克里斯蒂娜的世界

哲学家的最后一课  作者:朱锐

我生命的第三幅画是美国画家安德鲁·怀斯1948年创作的《克里斯蒂娜的世界》(见插页图4)。画中人是克里斯蒂娜·奥尔森,她是怀斯的邻居,也是他的朋友。患有小儿麻痹症的克里斯蒂娜在麦田中爬行,肢体动作有些变形,远处的农舍古老而灰暗,与干草和阴沉的天空遥相呼应,那是她的家,她正一动不动地望向家的方向。房屋清晰可见,但它又在构图的角落里,位于地平线上,既远又近。我仿佛看到了自己现在的身体状态——拖着这副身躯在追寻实际上很近的、自己的最终归宿。

在我看来,这幅画展现了死的过程——它捕捉了一种孤独的、不可实现的目标。我把这个过程称为行进式的分离,这是一种极具现实性又有些残酷的生存方式,像寄居蟹一样,身体不再听我的使唤。比如,对我来说,抬抬腿都是一件很费力甚至做不到的事,喝一杯水也是消耗,每一个动作都是。远方那个最后的归宿,我心向往之,但又很难企及,因为我已无法依靠自己抵达。

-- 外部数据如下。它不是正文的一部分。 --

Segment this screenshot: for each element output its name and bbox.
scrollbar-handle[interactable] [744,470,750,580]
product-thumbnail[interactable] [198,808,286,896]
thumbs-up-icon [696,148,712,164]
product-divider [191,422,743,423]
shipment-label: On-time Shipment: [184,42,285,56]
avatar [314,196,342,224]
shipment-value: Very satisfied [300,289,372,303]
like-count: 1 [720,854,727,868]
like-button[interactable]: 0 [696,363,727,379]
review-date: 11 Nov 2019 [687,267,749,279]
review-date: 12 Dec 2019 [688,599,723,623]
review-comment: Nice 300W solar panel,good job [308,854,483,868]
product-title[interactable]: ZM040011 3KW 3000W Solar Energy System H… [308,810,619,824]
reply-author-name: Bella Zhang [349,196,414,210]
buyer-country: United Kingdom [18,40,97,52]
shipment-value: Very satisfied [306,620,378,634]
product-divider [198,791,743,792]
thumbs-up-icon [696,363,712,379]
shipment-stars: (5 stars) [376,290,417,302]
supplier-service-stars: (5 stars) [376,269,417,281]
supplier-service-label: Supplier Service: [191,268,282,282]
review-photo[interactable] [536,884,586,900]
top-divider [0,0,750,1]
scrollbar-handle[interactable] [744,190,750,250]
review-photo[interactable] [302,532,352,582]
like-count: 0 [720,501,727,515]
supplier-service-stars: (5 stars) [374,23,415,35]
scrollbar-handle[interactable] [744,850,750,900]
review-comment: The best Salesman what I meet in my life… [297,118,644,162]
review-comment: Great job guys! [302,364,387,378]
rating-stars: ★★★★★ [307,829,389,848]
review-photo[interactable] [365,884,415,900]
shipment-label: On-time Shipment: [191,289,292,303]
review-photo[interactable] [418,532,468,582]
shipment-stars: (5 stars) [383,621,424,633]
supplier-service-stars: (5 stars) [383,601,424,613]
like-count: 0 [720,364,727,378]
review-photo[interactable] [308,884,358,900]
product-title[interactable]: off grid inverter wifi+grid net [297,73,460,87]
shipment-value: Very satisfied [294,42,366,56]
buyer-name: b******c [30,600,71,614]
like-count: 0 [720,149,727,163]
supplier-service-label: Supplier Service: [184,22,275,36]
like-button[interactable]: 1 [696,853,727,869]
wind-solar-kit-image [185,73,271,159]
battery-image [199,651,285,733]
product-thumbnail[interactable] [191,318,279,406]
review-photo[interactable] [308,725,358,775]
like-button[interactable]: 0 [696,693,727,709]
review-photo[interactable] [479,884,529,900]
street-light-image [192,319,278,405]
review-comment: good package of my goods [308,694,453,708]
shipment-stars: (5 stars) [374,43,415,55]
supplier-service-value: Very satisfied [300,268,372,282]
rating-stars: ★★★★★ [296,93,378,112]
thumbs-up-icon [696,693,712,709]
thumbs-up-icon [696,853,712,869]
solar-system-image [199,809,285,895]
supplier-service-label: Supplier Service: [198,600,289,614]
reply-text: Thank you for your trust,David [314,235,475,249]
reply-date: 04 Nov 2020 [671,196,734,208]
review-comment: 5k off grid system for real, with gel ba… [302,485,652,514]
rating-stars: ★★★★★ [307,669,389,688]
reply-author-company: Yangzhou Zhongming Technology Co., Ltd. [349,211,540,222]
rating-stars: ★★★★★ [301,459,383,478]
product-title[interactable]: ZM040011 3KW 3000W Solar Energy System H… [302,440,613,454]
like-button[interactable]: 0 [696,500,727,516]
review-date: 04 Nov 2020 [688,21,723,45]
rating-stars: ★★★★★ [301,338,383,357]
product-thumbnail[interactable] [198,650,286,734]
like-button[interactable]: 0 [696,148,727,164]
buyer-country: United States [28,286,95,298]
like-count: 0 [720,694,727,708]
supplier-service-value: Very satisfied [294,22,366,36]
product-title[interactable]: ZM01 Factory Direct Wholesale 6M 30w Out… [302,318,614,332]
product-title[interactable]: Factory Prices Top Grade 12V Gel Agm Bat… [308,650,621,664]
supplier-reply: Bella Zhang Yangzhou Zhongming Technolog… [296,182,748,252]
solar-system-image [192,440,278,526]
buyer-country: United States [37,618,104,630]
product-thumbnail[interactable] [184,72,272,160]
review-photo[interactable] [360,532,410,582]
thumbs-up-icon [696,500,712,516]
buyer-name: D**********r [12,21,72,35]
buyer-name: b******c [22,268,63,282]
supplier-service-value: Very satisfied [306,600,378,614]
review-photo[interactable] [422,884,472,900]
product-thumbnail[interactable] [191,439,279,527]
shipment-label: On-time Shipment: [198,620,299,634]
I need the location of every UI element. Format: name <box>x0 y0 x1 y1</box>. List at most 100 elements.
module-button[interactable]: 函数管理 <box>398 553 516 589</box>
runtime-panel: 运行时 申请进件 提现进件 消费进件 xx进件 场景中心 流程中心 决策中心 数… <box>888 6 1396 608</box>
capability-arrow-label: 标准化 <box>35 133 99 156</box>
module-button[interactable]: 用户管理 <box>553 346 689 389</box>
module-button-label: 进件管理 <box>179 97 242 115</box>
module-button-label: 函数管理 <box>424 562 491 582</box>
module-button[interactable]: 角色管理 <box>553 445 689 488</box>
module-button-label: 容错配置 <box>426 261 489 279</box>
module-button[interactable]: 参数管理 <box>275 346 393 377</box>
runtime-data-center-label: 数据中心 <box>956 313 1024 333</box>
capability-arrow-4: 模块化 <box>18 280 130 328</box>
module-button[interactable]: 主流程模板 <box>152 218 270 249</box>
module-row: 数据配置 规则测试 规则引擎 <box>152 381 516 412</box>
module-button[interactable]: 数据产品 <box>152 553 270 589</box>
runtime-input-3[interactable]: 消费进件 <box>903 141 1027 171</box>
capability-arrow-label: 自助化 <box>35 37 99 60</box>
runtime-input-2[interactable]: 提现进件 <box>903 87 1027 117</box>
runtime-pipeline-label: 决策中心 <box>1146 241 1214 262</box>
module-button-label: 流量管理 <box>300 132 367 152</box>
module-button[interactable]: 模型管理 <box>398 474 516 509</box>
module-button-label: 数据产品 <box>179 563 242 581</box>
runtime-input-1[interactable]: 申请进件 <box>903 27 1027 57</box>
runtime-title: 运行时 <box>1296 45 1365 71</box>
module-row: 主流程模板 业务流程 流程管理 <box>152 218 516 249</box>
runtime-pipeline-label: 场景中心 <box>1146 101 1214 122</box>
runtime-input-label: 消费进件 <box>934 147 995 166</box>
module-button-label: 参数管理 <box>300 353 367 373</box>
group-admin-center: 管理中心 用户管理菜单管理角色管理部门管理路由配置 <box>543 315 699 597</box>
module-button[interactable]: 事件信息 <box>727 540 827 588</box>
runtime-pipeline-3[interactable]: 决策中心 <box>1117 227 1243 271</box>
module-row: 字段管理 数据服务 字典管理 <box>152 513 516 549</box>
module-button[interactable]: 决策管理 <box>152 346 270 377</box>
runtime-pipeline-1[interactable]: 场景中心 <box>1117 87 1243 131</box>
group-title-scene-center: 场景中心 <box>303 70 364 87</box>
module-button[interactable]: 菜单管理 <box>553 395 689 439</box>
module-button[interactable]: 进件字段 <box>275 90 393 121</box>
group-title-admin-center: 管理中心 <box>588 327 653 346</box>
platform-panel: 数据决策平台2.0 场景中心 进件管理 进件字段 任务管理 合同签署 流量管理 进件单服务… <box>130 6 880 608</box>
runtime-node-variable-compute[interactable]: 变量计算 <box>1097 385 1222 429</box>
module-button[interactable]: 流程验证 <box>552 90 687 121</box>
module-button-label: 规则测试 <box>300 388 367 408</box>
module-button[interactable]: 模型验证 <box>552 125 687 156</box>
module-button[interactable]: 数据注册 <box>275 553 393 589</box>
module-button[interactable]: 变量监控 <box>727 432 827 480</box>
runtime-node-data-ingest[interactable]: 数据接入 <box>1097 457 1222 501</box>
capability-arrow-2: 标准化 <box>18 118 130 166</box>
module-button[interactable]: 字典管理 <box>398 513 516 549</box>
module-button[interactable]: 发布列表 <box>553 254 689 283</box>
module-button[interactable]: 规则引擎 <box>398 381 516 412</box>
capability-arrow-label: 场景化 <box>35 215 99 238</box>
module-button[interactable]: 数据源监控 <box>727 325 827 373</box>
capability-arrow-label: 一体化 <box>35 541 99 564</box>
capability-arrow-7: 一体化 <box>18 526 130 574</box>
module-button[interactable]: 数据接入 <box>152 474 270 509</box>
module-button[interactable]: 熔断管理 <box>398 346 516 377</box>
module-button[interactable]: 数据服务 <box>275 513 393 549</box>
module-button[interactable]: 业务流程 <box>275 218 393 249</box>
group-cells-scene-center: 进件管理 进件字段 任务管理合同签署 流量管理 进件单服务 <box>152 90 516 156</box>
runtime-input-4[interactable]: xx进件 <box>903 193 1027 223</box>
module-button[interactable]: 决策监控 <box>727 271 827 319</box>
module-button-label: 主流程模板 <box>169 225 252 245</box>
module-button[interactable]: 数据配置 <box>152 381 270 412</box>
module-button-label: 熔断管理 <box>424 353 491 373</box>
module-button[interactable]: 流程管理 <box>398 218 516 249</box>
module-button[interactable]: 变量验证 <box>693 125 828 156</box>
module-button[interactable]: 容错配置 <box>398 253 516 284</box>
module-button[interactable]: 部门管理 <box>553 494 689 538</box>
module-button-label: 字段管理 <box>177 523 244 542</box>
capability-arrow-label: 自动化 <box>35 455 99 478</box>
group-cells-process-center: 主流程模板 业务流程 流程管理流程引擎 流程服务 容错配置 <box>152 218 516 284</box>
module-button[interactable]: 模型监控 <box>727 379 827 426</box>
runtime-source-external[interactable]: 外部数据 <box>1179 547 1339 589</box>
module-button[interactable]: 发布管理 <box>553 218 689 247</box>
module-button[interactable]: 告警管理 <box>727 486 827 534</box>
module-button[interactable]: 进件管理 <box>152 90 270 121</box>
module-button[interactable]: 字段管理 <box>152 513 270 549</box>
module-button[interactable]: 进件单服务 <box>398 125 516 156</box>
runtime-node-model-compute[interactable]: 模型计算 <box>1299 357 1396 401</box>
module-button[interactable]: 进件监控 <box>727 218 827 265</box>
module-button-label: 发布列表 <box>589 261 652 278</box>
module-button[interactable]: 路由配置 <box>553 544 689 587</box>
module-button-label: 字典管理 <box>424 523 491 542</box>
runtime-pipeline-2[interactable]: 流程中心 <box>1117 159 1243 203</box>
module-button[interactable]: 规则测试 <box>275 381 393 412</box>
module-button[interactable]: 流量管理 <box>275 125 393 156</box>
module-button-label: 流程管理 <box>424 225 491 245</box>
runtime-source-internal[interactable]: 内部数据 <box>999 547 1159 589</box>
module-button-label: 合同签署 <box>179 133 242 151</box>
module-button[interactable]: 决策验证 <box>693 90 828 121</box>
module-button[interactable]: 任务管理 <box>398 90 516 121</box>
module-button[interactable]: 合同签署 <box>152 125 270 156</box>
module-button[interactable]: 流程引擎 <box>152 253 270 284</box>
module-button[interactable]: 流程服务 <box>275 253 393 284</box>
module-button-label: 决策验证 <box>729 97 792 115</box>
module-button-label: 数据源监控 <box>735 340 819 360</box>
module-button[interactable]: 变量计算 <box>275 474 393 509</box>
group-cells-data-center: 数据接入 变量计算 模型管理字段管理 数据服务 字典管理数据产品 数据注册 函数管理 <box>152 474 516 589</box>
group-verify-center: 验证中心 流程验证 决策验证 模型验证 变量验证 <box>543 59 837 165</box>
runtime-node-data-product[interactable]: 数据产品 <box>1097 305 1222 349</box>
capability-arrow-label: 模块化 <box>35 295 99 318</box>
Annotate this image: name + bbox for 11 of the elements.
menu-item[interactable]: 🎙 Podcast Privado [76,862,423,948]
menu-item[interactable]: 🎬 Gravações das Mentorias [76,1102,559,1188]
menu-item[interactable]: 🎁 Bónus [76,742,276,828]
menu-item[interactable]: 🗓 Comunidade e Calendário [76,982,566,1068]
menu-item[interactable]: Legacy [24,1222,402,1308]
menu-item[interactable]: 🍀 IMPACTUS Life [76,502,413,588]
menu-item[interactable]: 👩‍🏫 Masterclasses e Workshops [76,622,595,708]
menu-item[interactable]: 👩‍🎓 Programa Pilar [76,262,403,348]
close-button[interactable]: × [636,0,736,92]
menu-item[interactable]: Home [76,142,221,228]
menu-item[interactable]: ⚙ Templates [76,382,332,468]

癌细胞入侵尾椎后,我基本上失去了对下肢的控制。像现在,我想跟来安宁病房看望我的学生、朋友聊聊天儿,却没法自己坐起来,只能调整病床的高度,抬高30度,好直视他们的眼睛。进入“克里斯蒂娜的世界”之前,我其实一直觉得,即便是癌症,对我的生活也没有多少改变。2022年8月,刚确诊时,我也就消沉了两天。不是悲伤,不是害怕,只是不相信,因为我的身体一向很好。那时我以为自己马上就要死了,但两天后冷静下来,我跟朋友说:“走,咱们去旅游。”

最令我难过的是在治疗过程中,疼痛消磨了精神,我很难再完整地看一本书,更别提爬山、徒步。我几乎失去了生命中所有有分量的瞬间。生病前,我很大一部分的阅读和思考都是在爬山的过程中完成的。失去对身体的掌控,意味着失去了生活的主动性。

好在生病后,我的睡眠质量好了不少,以前总要担心工作上的琐事,像填表、申报,现在我再也不因它们而烦恼了。

确诊的第二年开始,生活中“被动的娱乐”越来越多,我有时一醒来就看电视,看了三四遍《我的团长我的团》,喜欢里面探讨死亡与重生的部分。

2024年夏天,我也在家看过几场欧洲杯1/8决赛,两三周后,我住进了安宁病房,也就没精力看了。我并不是真正的球迷,没有喜欢的球队,看比赛的乐趣仅仅在于加入这个游戏,一场人们都在认认真真玩的游戏。我看的最后一本书是《PHI:从脑到灵魂的旅行》,当我意识到自己似乎不再有体力看书的时候,我非常难过。